III. DUAL OPERATIONS*

Section 210 (49 U.S.C. 310) of the act, as amended by the Transportation Act of 1940, provides in substance that no carrier (or carriers under common control) shall hold both a certificate and a permit authorizing operations in the same territory or over the same routes except upon a specific determination by this Commission that, for good cause shown, the holding of such dual authority will be consistent with the public interest and the national transportation policy. The potentials for undue preferences and/or discriminatory treatment inherent in dual operations were fully articulated in Gallot-Purchase-Holst, 45 M.C.C. 1 (1946) and subsequent cases and need not be repeated herein. However, neither the prohibition of section 210 nor the principles upon which it is based are absolute and inflexible. While an application may be properly denied where an opportunity for discrimination exists, even though the applicant has no intention of engaging in such activities (Hunt-Purchase-Schideler, 50 M.C.C. 683 (1948); Hudlow-Control-General Transport, Inc., 70 M.C.C. 352 (1957)), the presence of such opportunities does not automatically require denial of all or part of an application. Merchants Delivery Co. Common Carrier Application, 99 M.C.C. 680 (1965); Polman Extension-Montana, 92 M.C.C. 114 (1963); United Parcel Service of New York, Inc., Comm. Car. Applic., 79 M.C.C. 629 (1959), affirmed sub nom. Yale Transportation Corp. v. U.S., 185 F. Supp. 96, affirmed per curiam, 365 U.S. 566. Thus, we have approved dual operations where good cause exists for such approval and/or where an appropriate restriction may be imposed to prevent realistic opportunities for discrimination. United Parcel Service of New York, Inc., Comm. Car. Applic., supra; Estes-Purchase-Minton, 80 M.C.C. 51 (1959).

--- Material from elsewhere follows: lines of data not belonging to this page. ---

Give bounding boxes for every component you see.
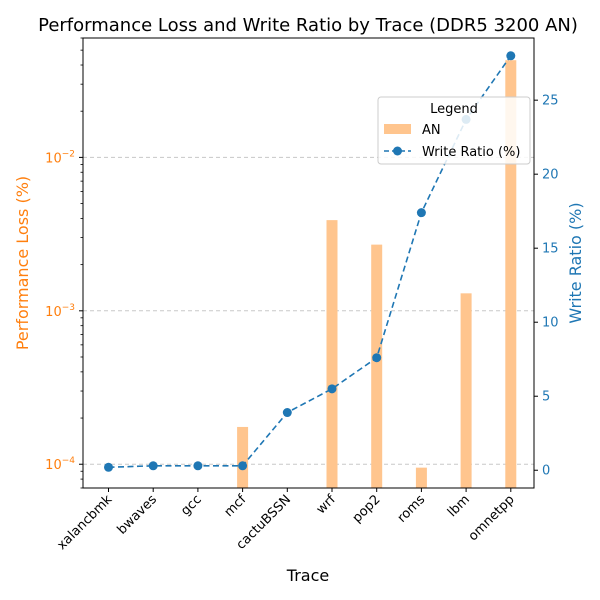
right-y-tick-label: 20 bbox=[542, 168, 559, 183]
left-y-axis-label: Performance Loss (%) bbox=[13, 176, 32, 350]
right-y-tick-label: 0 bbox=[542, 464, 550, 479]
write-ratio-point-xalancbmk bbox=[104, 462, 113, 472]
right-y-axis: 0 5 10 15 20 25 bbox=[534, 94, 559, 479]
right-y-tick-label: 15 bbox=[542, 242, 559, 257]
x-tick-label-omnetpp: omnetpp bbox=[466, 492, 518, 544]
chart-title: Performance Loss and Write Ratio by Trac… bbox=[38, 15, 578, 36]
write-ratio-point-roms bbox=[416, 208, 426, 218]
write-ratio-point-cactuBSSN bbox=[282, 408, 292, 418]
write-ratio-point-mcf bbox=[238, 461, 248, 471]
right-y-axis-label: Write Ratio (%) bbox=[566, 202, 585, 323]
grid-lines bbox=[83, 156, 534, 465]
right-y-tick-label: 10 bbox=[542, 316, 559, 331]
bar-series bbox=[237, 60, 517, 489]
bar-pop2 bbox=[371, 244, 383, 488]
x-tick-label-mcf: mcf bbox=[222, 492, 250, 520]
legend-box bbox=[377, 96, 531, 165]
write-ratio-point-gcc bbox=[193, 461, 203, 471]
x-tick-label-lbm: lbm bbox=[445, 492, 473, 520]
write-ratio-point-pop2 bbox=[372, 353, 382, 363]
right-y-tick-label: 25 bbox=[542, 94, 559, 109]
legend-label-write-ratio: Write Ratio (%) bbox=[422, 145, 520, 160]
left-y-axis: 10−4 10−3 10−2 bbox=[45, 37, 83, 489]
legend-swatch-an bbox=[384, 124, 411, 134]
bar-roms bbox=[415, 467, 427, 488]
x-tick-label-gcc: gcc bbox=[178, 492, 205, 519]
bar-omnetpp bbox=[505, 60, 517, 488]
write-ratio-point-omnetpp bbox=[506, 51, 516, 61]
x-tick-label-wrf: wrf bbox=[314, 492, 339, 517]
bar-mcf bbox=[237, 426, 249, 488]
write-ratio-point-bwaves bbox=[148, 461, 158, 471]
right-y-tick-label: 5 bbox=[542, 390, 550, 405]
x-tick-label-bwaves: bwaves bbox=[115, 492, 161, 538]
left-y-tick-label: 10−4 bbox=[45, 456, 75, 473]
left-y-tick-label: 10−2 bbox=[45, 149, 75, 166]
write-ratio-line bbox=[108, 55, 512, 469]
x-tick-label-roms: roms bbox=[395, 492, 429, 526]
x-axis-label: Trace bbox=[286, 566, 329, 585]
legend-title: Legend bbox=[430, 102, 478, 117]
legend: Legend AN Write Ratio (%) bbox=[377, 96, 531, 165]
x-tick-label-pop2: pop2 bbox=[350, 492, 384, 526]
legend-label-an: AN bbox=[422, 123, 441, 138]
bar-wrf bbox=[326, 220, 338, 489]
plot-frame bbox=[82, 37, 535, 489]
write-ratio-point-wrf bbox=[327, 384, 337, 394]
bar-lbm bbox=[460, 293, 472, 488]
x-tick-label-xalancbmk: xalancbmk bbox=[54, 492, 115, 553]
legend-swatch-write-ratio-marker bbox=[393, 146, 402, 156]
left-y-tick-label: 10−3 bbox=[45, 303, 75, 320]
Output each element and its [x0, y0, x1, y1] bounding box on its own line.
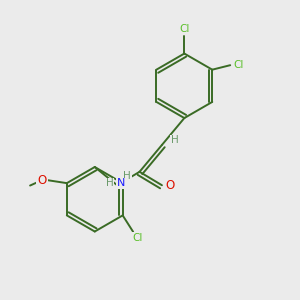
- Text: O: O: [165, 179, 175, 192]
- Text: Cl: Cl: [233, 60, 244, 70]
- Text: H: H: [106, 178, 114, 188]
- Text: Cl: Cl: [179, 24, 190, 34]
- Text: H: H: [171, 135, 178, 146]
- Text: N: N: [117, 178, 125, 188]
- Text: Cl: Cl: [132, 233, 142, 243]
- Text: O: O: [38, 174, 47, 187]
- Text: H: H: [123, 171, 131, 181]
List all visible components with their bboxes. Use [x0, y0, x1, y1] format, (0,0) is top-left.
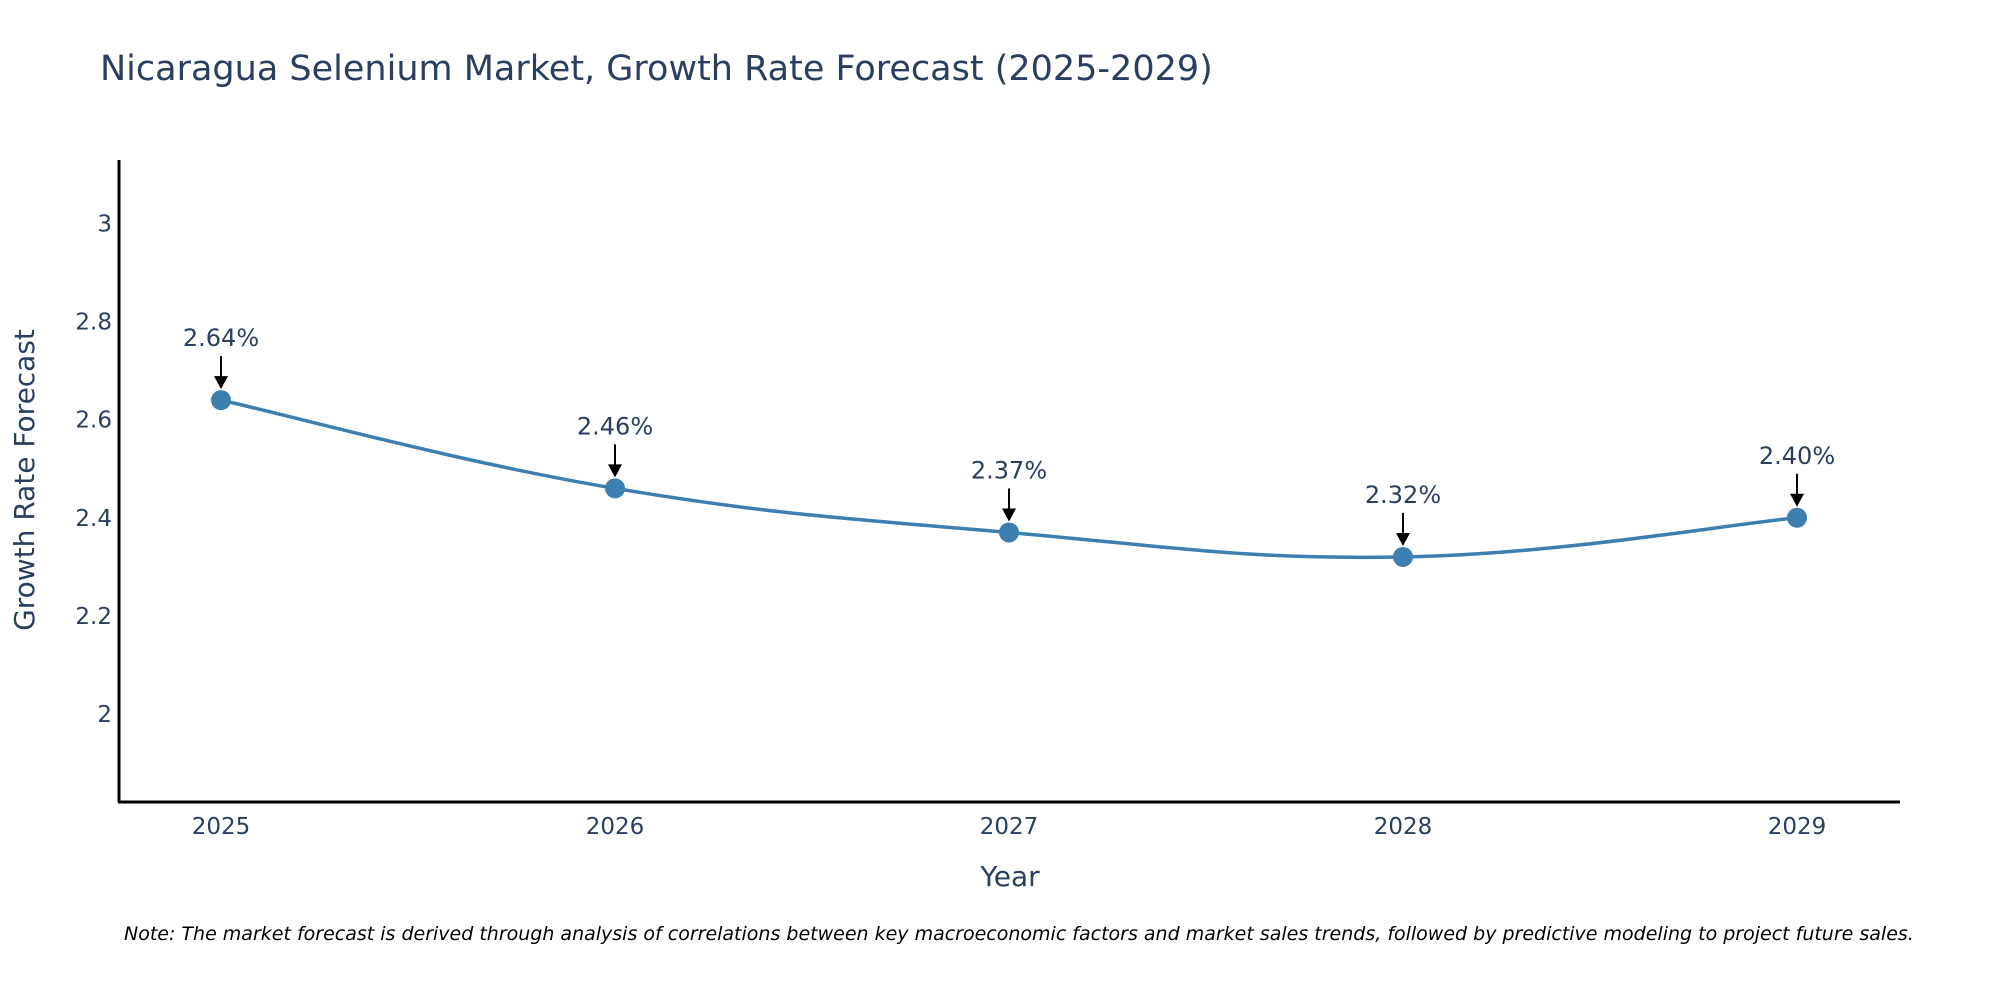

In order to determine whether the dual operations presented by the instant application require denial of the application or the

'The possibility of dual operations consequent upon a grant of the sought authority is mentioned in the Federal Register publication of the instant application. The Administrative Law Judge, however, having determined that applicant was not fit and that the application would have to be denied, made no findings with regard to dual operations.